2.2. Une géographie résidentielle spécifique.

Les résultats obtenus montrent qu’il existe ainsi des espaces plus ou moins marqués par la présence résidentielle des gays dans Paris. Une typologie permet de caractériser les types d’espaces attractifs en lien avec leur situation dans l’espace parisien. Loin d’être figée, cette inscription résidentielle des gays dans l’espace urbain évolue au rythme des transformations de Paris dans son ensemble, mais aussi selon des logiques spécifiques.

Le calcul du coefficient gay permet de construire une typologie des espaces en fonction de leur caractère plus ou moins attractif pour les gays. Le tableau 3 et sa traduction cartographique (figure 1) dressent les structures de cette géographie spécifique.

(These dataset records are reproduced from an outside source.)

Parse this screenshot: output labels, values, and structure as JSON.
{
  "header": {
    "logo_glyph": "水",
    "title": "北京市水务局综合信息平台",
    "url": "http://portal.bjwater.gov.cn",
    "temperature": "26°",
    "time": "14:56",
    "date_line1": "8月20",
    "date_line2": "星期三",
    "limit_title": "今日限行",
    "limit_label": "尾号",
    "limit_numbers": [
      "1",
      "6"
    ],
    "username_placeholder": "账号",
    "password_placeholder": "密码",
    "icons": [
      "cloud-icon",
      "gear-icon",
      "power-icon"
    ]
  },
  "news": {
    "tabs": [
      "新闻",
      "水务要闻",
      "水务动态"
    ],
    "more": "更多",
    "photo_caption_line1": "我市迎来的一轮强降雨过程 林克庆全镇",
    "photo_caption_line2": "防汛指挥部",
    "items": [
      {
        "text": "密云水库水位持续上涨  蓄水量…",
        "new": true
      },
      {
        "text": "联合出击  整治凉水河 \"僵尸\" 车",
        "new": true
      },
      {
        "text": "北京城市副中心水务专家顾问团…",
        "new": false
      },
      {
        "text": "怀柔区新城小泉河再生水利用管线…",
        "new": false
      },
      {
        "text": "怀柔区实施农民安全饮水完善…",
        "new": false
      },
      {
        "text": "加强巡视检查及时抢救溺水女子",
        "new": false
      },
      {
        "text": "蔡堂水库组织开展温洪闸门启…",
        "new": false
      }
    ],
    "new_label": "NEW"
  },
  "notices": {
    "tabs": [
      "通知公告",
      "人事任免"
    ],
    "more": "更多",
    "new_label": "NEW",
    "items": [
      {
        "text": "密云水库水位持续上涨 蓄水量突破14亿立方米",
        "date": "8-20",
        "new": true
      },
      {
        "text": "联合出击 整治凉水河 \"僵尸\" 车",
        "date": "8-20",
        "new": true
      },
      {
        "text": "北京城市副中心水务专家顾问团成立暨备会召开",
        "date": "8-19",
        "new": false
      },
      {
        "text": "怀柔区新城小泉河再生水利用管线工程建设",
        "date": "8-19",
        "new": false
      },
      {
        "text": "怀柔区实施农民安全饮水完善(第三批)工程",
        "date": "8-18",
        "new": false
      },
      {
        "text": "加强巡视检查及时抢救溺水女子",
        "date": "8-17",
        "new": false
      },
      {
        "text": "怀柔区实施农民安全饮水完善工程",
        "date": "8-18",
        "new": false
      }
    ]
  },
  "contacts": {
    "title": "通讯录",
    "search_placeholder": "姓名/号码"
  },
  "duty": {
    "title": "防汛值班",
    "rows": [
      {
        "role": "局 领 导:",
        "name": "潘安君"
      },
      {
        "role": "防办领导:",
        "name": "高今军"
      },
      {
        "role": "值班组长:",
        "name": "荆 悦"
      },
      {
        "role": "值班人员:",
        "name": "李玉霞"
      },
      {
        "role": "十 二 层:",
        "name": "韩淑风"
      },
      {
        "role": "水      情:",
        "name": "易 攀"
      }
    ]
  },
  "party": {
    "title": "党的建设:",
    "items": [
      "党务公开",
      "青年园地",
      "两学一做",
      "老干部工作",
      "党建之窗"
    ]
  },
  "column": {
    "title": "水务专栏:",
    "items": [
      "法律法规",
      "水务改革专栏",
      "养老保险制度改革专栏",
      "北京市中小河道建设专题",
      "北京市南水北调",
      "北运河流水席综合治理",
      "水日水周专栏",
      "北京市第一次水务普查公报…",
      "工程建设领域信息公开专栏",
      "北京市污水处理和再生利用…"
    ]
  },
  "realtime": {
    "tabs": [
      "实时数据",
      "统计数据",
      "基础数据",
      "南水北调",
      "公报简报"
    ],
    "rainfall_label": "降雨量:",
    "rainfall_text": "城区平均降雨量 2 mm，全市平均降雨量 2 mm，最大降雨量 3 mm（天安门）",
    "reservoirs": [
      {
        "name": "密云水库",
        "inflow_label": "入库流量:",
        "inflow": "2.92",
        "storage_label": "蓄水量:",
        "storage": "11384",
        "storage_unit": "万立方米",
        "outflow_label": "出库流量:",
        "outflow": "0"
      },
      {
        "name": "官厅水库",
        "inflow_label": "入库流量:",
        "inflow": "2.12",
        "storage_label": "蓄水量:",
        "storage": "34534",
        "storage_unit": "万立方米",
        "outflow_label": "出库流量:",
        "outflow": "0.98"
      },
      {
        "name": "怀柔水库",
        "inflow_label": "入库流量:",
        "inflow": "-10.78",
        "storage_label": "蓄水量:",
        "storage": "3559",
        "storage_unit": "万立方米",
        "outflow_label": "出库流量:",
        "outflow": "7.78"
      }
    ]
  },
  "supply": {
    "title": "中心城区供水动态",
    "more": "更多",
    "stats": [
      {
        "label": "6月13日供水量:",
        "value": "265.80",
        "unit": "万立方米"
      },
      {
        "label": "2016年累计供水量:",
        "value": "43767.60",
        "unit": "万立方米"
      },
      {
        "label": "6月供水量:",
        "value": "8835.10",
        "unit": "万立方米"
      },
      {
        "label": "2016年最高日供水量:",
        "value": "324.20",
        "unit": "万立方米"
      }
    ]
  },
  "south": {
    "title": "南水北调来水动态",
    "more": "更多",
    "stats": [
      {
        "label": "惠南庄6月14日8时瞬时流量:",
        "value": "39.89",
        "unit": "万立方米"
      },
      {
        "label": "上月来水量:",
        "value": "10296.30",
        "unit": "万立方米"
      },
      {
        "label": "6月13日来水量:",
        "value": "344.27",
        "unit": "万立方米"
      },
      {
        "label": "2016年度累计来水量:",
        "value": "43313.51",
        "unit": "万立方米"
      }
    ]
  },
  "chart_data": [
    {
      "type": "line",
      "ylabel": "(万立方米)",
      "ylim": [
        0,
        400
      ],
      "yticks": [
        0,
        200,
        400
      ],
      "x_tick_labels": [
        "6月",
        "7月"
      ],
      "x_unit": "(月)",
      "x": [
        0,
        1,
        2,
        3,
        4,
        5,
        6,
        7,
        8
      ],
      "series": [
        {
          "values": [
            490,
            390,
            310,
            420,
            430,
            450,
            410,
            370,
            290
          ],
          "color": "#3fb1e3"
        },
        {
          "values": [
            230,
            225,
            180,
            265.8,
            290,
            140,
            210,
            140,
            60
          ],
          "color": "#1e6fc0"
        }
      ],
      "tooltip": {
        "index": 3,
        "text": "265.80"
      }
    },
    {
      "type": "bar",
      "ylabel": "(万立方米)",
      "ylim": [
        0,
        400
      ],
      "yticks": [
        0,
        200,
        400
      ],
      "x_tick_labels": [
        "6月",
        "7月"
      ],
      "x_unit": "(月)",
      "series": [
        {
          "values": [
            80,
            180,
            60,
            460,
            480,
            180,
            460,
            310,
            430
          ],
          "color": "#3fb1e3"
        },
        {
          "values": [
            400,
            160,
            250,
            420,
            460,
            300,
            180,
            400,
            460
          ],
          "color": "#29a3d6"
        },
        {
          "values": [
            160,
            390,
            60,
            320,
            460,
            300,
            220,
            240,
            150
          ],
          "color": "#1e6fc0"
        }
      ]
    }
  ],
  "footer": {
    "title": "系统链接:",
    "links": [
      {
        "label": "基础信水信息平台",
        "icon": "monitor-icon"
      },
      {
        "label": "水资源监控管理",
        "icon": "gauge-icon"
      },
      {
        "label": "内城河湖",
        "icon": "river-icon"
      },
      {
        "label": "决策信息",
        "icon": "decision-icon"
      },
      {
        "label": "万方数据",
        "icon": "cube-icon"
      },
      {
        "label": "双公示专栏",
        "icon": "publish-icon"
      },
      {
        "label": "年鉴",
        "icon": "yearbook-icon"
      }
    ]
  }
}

Tableau 16 : Valeur de λ selon l’arrondissement, 2007.
Arrondissements 1er 2ème 3ème 4ème 5ème 6ème 7ème 8ème 9ème 10ème
Valeur de λ 3,42 4,08 2,55 1,95 0,64 0,84 0,44 0,52 1,16 1,74
Arrondissements 11ème 12ème 13ème 14ème 15ème 16ème 17ème 18ème 19ème 20ème
Valeur de λ 1,71 1,09 0,50 0,58 0,66 0,32 0,80 1,19 1,08 0,92

Un arrondissement sur deux voit son coefficient gay dépasser l’unité : dans un cas sur deux, les gays abonnés à Têtu sont sur-représentés. Cette sur-représentation est maximale dans le 2ème arrondissement où λ vaut 4,08. Les trois premiers arrondissements sont les plus attractifs et le sont nettement par rapport aux autres. À l’inverse, des arrondissements sont très peu prisés et apparaissent répulsifs lorsque λ prend ses valeurs les plus faibles (16ème, 7ème, 8ème et 13ème arrondissements). On peut construire une typologie en cinq groupes fondée sur le caractère plus ou moins attractif d’un arrondissement (tableau 4) et observer la distribution inégale de cet échantillon en fonction des types d’espace (graphique 2).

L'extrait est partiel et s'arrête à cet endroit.